И он рассказал все с самого начала – от полночного явления Уаймонда Кендалла и поразительного подарка, что он привез из Англии. Фон Хельрунг не перебивал, хотя время от времени ахал, вздрагивал от отвращения или чуть не плакал от изумления и жалости.
– Пуидресер – звездная гниль! – тихо сказал он, когда доктор умолк. – Так, выходит, сказки оказались правдой. Я никогда в них не верил по-настоящему – потому что не желал в такое верить.

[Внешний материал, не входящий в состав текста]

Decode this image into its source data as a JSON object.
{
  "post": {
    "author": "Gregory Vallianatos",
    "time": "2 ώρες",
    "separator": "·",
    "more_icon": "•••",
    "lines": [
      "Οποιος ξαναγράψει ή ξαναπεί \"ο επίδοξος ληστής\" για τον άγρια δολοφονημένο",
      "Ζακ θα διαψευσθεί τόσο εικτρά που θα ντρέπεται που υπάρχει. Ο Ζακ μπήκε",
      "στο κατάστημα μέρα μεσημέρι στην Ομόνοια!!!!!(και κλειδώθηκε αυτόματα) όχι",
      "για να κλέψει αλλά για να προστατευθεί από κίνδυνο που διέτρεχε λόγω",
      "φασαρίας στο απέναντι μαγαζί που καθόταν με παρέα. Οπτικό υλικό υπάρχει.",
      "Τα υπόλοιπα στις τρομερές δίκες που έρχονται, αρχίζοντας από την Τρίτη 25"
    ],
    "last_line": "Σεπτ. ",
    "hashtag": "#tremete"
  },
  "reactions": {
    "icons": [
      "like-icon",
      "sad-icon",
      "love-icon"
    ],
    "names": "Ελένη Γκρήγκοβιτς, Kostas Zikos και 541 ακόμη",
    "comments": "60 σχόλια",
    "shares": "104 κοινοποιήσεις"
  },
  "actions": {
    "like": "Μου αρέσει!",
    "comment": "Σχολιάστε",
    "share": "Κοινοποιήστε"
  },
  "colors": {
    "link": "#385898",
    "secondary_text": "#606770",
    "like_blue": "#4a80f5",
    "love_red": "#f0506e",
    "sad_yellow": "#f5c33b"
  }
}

Чтобы Тот, через Которого все сотворено, создал такую тварь! Разве это не невыносимо, Пеллинор, даже для нас, посвящающих жизни подлинному смыслу этого труда? Что за бог мог создать такое? Враг он нам или сошел с ума?
– Предпочитаю воздерживаться от заведомо риторических вопросов, мейстер Абрам. Возможно, он не безумен и не враг нам, а всего лишь равно любит все свои творения – или равно безразличен ко всем из них.
– И ни одна из этих вероятностей не кажется вам отвратительной?
– Они отвратительны лишь с позиции человеческого высокомерия. Жду, что вы скажете, мол, нам дана власть над землей и всеми тварями земными – как будто это отделяет нас от того самого творения, частью которого мы являемся. Скажите это Уаймонду Кендаллу!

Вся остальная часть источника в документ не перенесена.